La dignidad no se mide ni se ve y le queda corta la definición del diccionario aunque le hayan puesto ocho acepciones distintas. A veces la dignidad es un arrebato, un no a tiempo. Un portazo. Un párrafo bien puesto o un hasta aquí hemos llegado. Otras veces, las más difíciles, es una trayectoria entera y puesta a prueba, una vida. Lo que nadie podrá rebatir es que la dignidad no la dan las placas de homenaje ni las estatuas grabadas en piedra para que perduren por varias generaciones. No la dan los nombres de las calles o las avenidas. Esas calles distinguen a las personas a las que, por alguna razón o por alguna deuda, se les rinde tributo, pero en realidad las placas dicen más de quienes decidieron ponerlas en cada momento, los que mandan o mandaban, que son los que se muestran generosos o vengativos.  

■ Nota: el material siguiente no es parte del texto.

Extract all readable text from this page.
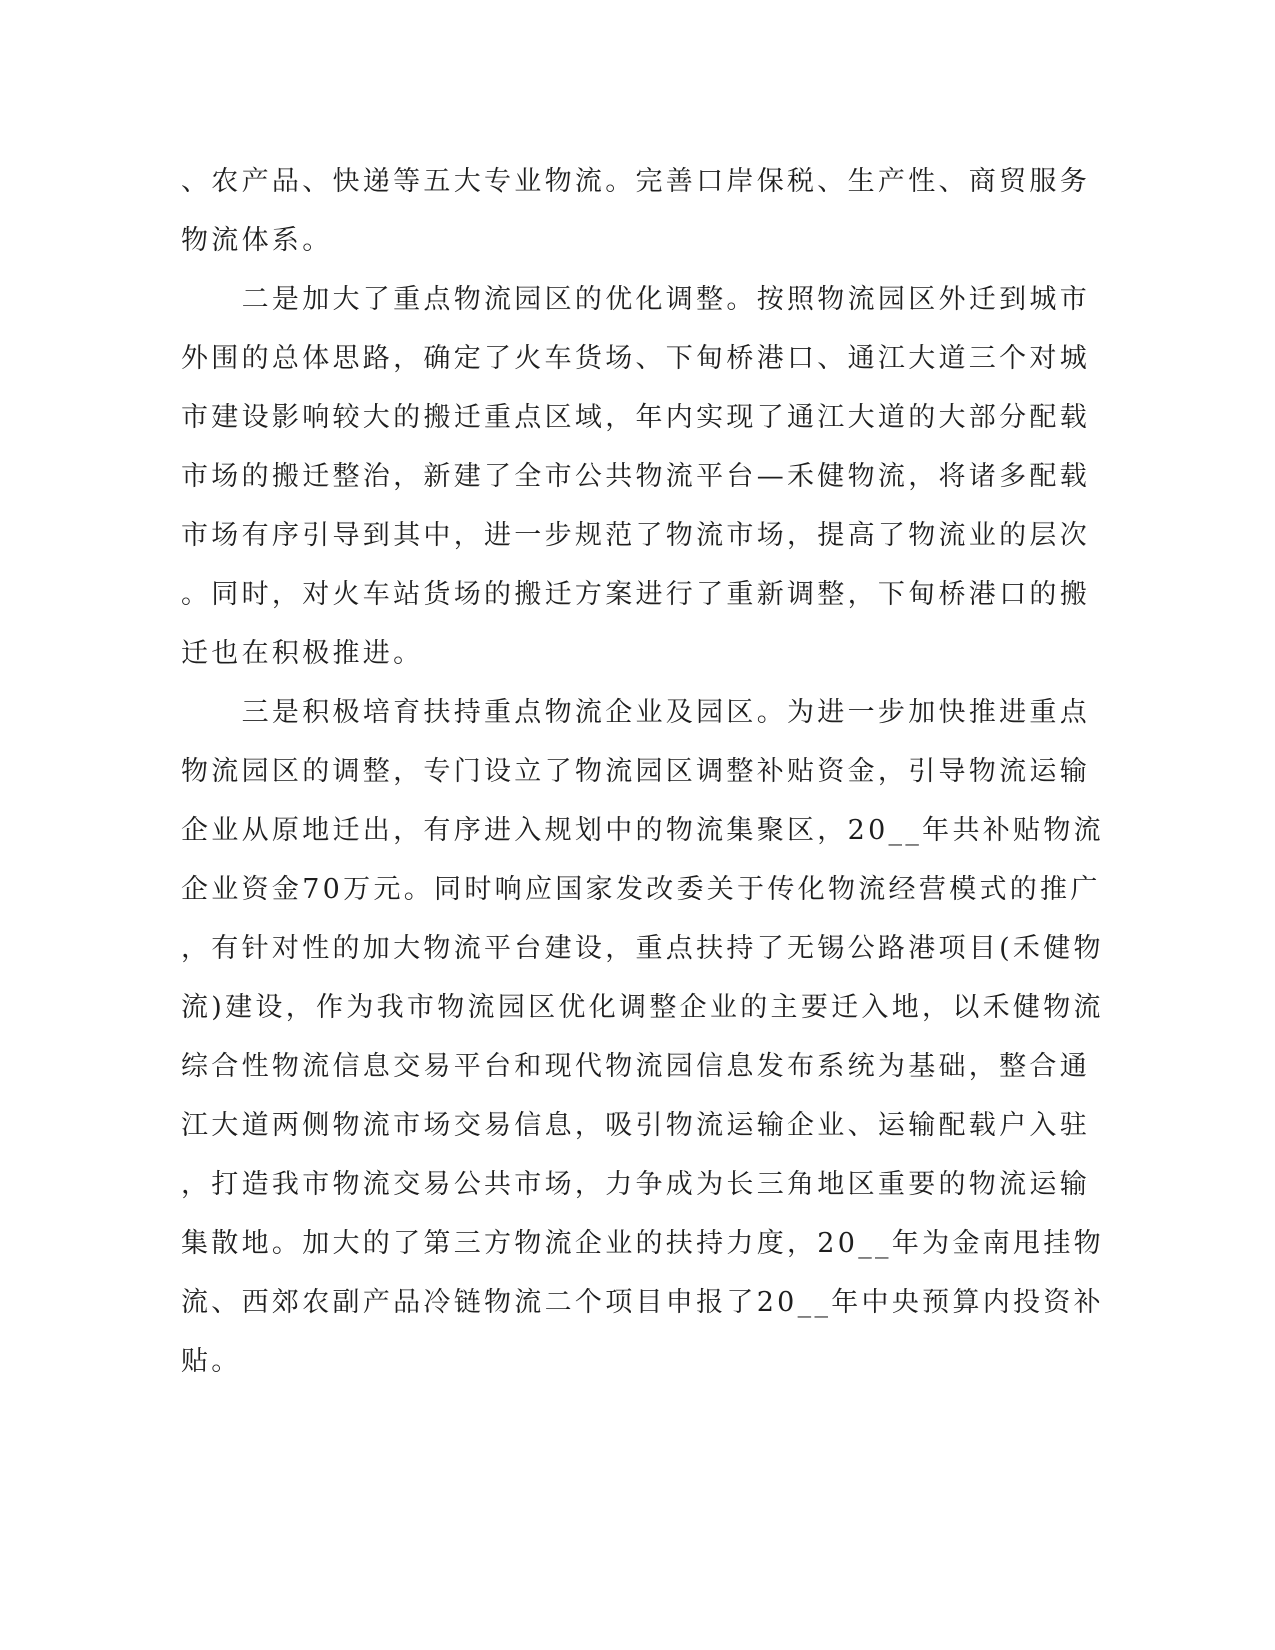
、农产品、快递等五大专业物流。完善口岸保税、生产性、商贸服务
物流体系。
　　二是加大了重点物流园区的优化调整。按照物流园区外迁到城市
外围的总体思路，确定了火车货场、下甸桥港口、通江大道三个对城
市建设影响较大的搬迁重点区域，年内实现了通江大道的大部分配载
市场的搬迁整治，新建了全市公共物流平台—禾健物流，将诸多配载
市场有序引导到其中，进一步规范了物流市场，提高了物流业的层次
。同时，对火车站货场的搬迁方案进行了重新调整，下甸桥港口的搬
迁也在积极推进。
　　三是积极培育扶持重点物流企业及园区。为进一步加快推进重点
物流园区的调整，专门设立了物流园区调整补贴资金，引导物流运输
企业从原地迁出，有序进入规划中的物流集聚区，20__年共补贴物流
企业资金70万元。同时响应国家发改委关于传化物流经营模式的推广
，有针对性的加大物流平台建设，重点扶持了无锡公路港项目(禾健物
流)建设，作为我市物流园区优化调整企业的主要迁入地，以禾健物流
综合性物流信息交易平台和现代物流园信息发布系统为基础，整合通
江大道两侧物流市场交易信息，吸引物流运输企业、运输配载户入驻
，打造我市物流交易公共市场，力争成为长三角地区重要的物流运输
集散地。加大的了第三方物流企业的扶持力度，20__年为金南甩挂物
流、西郊农副产品冷链物流二个项目申报了20__年中央预算内投资补
贴。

Dice mucho de alguien que le niegue a una escritora el nombre de una biblioteca pública y encuentre en cambio lógica a la condecoración a una virgen por los milagros que se le atribuyan. Eso apenas nos da pistas de la escritora en cuestión y menos aún de la dignidad que tuviera. Las da, acaso, de las administraciones que la gobernaban y de cuáles eran sus prioridades. Eso, a fin de cuentas, nos confirma aquello que había escrito Almudena Grandes en varias de sus novelas: que en gentes desconocidas a las que nunca darán una calle ni un rincón hay la dignidad que no merecen muchos de los que ya los tienen. Hemos aprendido que no conviene confundir los nombres ilustres con los nombres buenos ni la gloria con la dignidad.  

La auténtica nobleza, y eso lo sabe el mundo, aparece muy a menudo en la sencillez de las cosas pequeñas, de los gestos que importan y que no se perciben. En la dedicatoria de un libro, en el final de un verso. En un recuerdo: porque la dignidad consiste en tener memoria y honrarla. Consiste en mantenerse, tan simple y tan difícil. La dignidad está en quien tiene el valor de ponerse de frente por mucho que otros se pongan de espaldas o, peor todavía, de lado. La dignidad, en fin, jamás la darán las placas ni el callejero ni la podrá repartir a su gusto un ayuntamiento, porque no cabría en mil paredes lo que cabe y se percibe en el beso de una despedida, el beso que se da sobre las tapas de un poemario antes de dejarlo caer al foso, para que se quede allí y se olvide. Para que se recuerde de por vida: la dignidad de un beso.